A Living Remedy by Nicole Chung. Nicole couldn’t hightail it out of her overwhelmingly white Oregon hometown fast enough. As a scholarship student at a private university on the East Coast, no longer the only Korean she knew, she found community and a path to the life she’d long wanted. But the middle-class world she begins to raise a family in – where there are big homes, college funds, and nice vacations – looks very different from the middle-class world she thought she grew up in. When her father dies at only sixty-seven, killed by diabetes and kidney disease, Nicole feels deep grief and rage, knowing that years of precarity and lack of access to healthcare contributed to his early death. Exploring the enduring strength of family bonds in the face of hardship and tragedy, A Living Remedy examines what it takes to reconcile the distance between one life, one home, and another – and sheds needed light on some of the most persistent and grievous inequalities in American society. Listen to Nicole discuss her work in this Fresh Air NPR interview!


 

One thought on “What to Read this Month: April”
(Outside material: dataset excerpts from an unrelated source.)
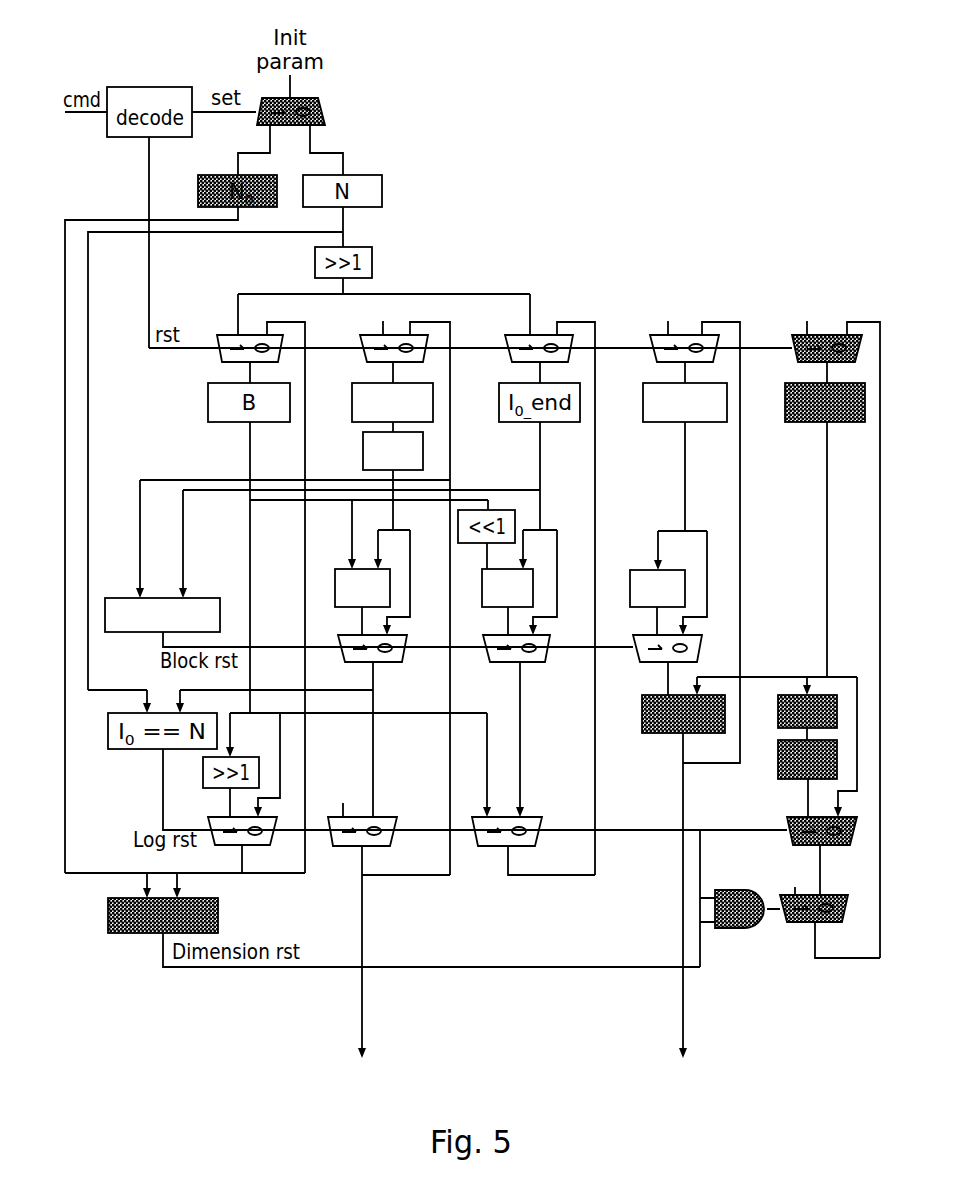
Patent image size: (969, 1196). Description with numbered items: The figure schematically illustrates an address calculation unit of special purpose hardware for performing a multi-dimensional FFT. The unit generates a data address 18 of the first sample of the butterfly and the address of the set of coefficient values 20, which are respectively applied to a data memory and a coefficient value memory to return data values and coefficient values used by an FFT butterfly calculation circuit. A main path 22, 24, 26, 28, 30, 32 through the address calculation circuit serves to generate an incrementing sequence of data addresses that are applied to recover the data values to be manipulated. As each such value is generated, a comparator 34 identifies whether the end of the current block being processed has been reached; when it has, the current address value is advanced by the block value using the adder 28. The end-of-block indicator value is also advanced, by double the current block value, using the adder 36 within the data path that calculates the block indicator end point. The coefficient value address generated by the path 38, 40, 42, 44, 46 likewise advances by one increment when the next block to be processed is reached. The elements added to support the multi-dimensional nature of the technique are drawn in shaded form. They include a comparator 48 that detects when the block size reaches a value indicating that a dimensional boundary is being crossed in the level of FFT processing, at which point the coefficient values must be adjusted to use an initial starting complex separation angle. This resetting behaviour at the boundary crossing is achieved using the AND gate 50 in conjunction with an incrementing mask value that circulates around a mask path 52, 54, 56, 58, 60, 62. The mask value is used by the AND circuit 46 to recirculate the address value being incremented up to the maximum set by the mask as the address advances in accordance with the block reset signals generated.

The data address 18 is at (362, 993).
The address of the set of coefficient values 20 is at (683, 992).
The main path element 22 is at (367, 362).
The main path element 24 is at (352, 397).
The main path element 26 is at (363, 454).
The adder 28 is at (335, 595).
The main path element 30 is at (390, 662).
The main path element 32 is at (393, 817).
The comparator 34 is at (213, 598).
The adder 36 is at (482, 595).
The coefficient address path element 38 is at (653, 359).
The coefficient address path element 40 is at (662, 422).
The coefficient address path element 42 is at (640, 570).
The coefficient address path element 44 is at (636, 651).
The AND circuit 46 is at (660, 733).
The comparator 48 is at (218, 915).
The AND gate 50 is at (750, 890).
The mask path element 52 is at (796, 359).
The mask path element 54 is at (803, 422).
The mask path element 56 is at (790, 695).
The mask path element 58 is at (778, 765).
The mask path element 60 is at (834, 845).
The mask path element 62 is at (848, 908).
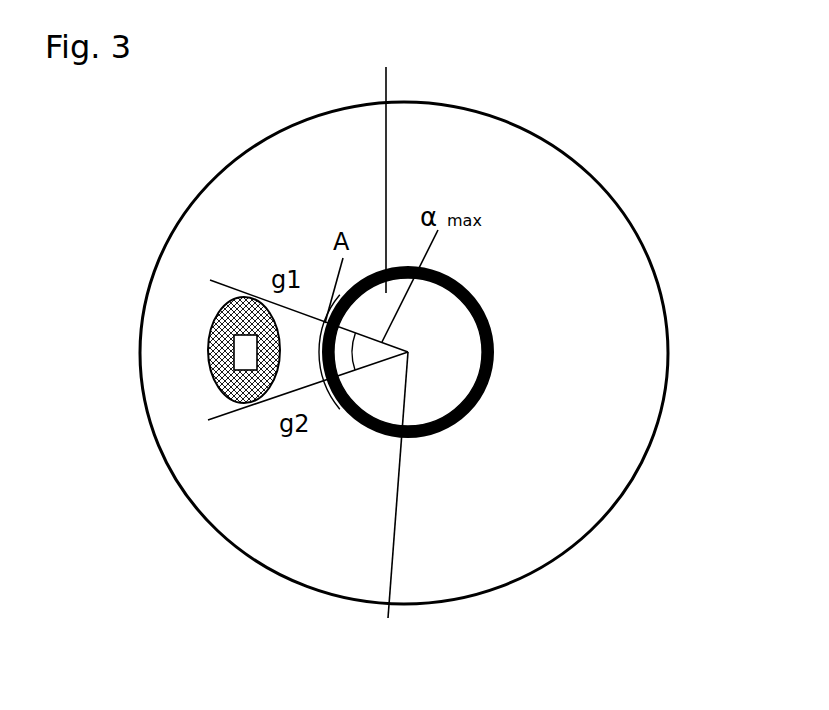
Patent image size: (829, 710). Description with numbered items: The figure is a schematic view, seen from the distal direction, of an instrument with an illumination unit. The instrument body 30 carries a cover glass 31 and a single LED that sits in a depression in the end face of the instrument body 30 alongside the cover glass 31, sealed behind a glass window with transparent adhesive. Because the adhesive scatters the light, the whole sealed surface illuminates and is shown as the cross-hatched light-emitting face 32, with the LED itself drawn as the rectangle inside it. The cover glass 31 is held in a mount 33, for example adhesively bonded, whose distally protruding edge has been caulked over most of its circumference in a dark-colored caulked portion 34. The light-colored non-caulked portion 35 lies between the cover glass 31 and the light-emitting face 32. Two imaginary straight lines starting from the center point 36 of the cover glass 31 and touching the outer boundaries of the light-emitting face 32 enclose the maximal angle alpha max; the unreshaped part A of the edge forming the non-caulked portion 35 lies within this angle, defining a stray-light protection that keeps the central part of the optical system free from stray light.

The instrument body 30 is at (635, 118).
The cover glass 31 is at (386, 153).
The light-emitting face 32 is at (215, 325).
The mount 33 is at (450, 273).
The caulked portion 34 is at (465, 288).
The non-caulked portion 35 is at (325, 320).
The center point 36 is at (390, 513).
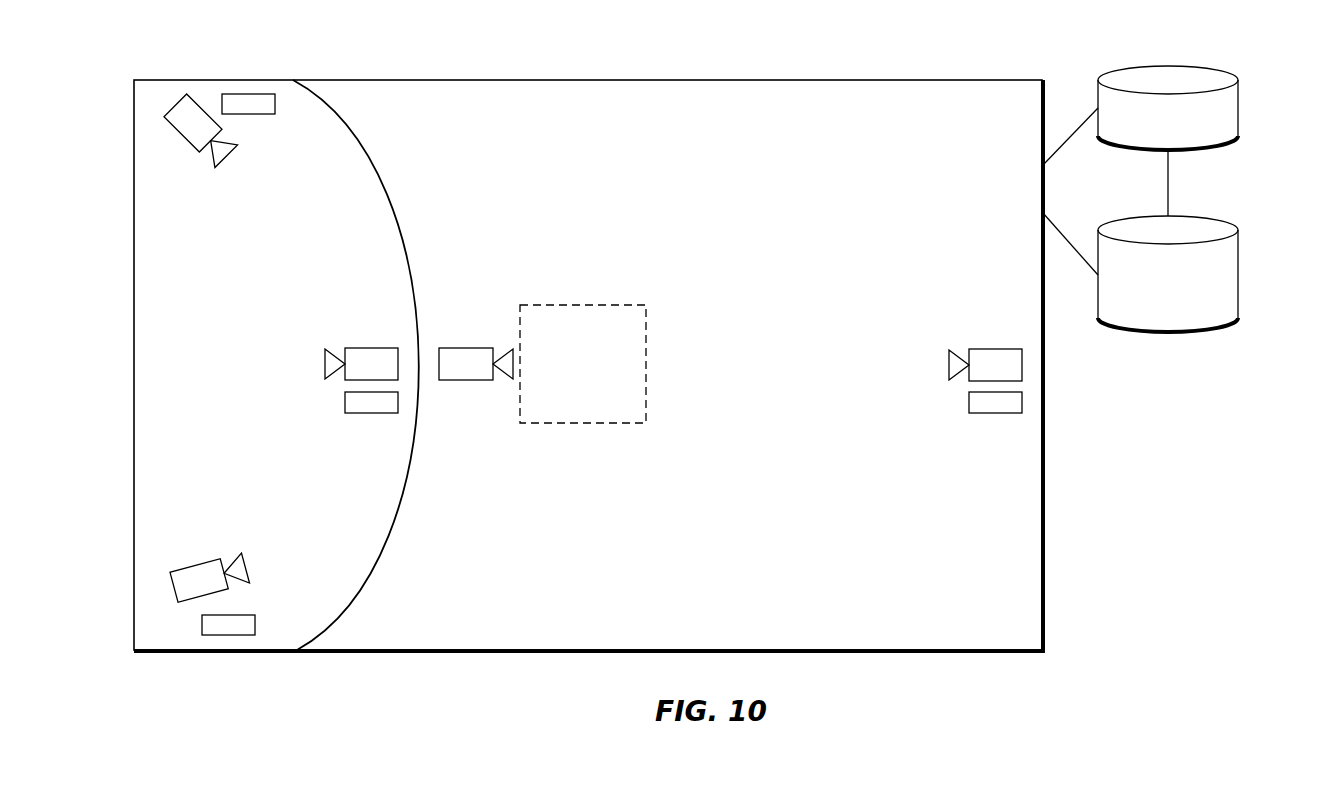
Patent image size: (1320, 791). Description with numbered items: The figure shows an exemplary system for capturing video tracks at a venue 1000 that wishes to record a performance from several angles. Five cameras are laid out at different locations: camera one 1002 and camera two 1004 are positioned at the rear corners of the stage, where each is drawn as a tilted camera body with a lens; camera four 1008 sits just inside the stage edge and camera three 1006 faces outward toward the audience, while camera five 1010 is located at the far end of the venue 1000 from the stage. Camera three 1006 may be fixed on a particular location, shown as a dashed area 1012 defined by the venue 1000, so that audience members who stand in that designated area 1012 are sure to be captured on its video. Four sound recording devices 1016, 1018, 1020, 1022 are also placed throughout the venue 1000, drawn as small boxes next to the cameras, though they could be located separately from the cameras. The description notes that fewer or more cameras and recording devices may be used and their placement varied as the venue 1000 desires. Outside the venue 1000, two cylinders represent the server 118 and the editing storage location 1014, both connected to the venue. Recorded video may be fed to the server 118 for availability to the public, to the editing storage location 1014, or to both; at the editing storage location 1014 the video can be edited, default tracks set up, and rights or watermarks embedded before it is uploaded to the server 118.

The venue 1000 is at (822, 80).
The camera 1 1002 is at (180, 137).
The camera 2 1004 is at (196, 562).
The camera 3 1006 is at (466, 348).
The camera 4 1008 is at (370, 348).
The camera 5 1010 is at (995, 349).
The area 1012 is at (602, 305).
The editing storage location 1014 is at (1195, 218).
The sound recording device 1016 is at (258, 114).
The sound recording device 1018 is at (240, 615).
The sound recording device 1020 is at (372, 413).
The sound recording device 1022 is at (995, 413).
The server 118 is at (1195, 66).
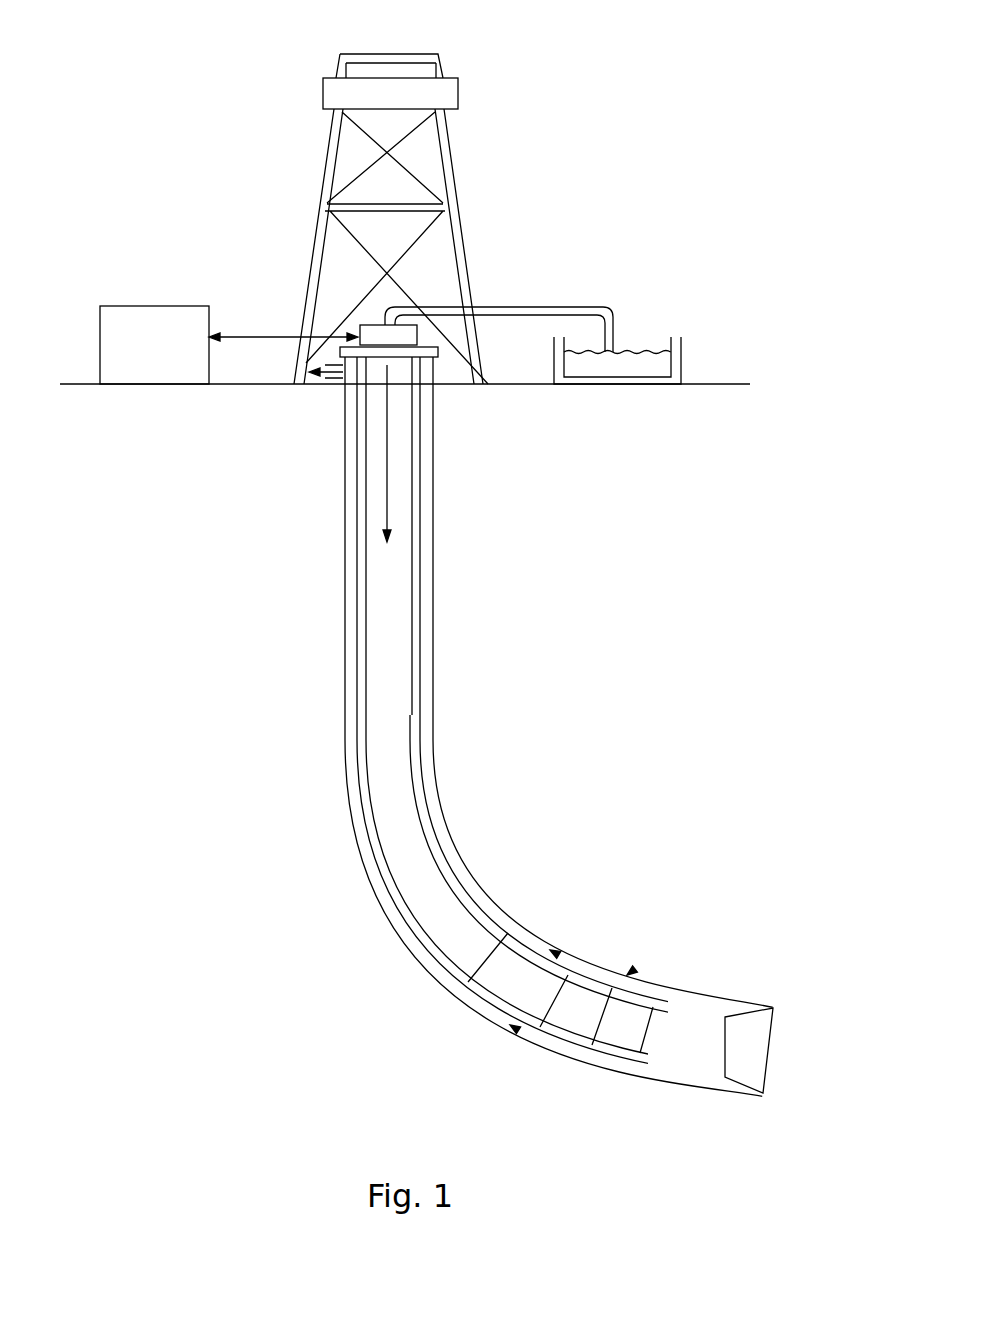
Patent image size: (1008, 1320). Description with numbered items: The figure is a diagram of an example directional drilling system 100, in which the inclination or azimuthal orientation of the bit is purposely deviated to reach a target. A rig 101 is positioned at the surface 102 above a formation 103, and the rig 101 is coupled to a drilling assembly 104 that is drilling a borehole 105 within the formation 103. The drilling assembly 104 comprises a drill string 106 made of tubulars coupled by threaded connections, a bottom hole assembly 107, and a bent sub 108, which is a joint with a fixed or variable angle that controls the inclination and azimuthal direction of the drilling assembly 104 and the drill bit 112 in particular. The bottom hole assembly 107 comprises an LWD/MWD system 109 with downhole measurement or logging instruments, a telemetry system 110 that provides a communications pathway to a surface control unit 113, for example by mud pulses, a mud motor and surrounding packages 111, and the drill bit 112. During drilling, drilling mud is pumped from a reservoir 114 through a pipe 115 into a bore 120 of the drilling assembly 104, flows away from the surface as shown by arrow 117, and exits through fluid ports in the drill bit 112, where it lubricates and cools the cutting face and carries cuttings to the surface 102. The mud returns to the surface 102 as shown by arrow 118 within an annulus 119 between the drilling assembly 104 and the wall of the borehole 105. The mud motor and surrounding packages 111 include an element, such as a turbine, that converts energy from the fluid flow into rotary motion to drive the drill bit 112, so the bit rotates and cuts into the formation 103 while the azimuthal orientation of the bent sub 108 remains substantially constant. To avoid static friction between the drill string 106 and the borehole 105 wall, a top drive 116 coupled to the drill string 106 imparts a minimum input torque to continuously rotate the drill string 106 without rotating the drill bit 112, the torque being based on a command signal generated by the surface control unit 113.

  1. Highly recommend ‘The Serpent Coiled in Naples’ by Marius Kociejowski https://find.library.duke.edu/catalog/DUKE010711423. Though billed as travel literature, it’s a series of stories, an intellectual biography of a complicated city based on the author’s personal experiences and reading. Plenty of Italian legends to howl at, plenty of self-justified corruption to despair, plenty of Italian quips to enjoy, “Napoli è un paradiso abitato da diavoli”.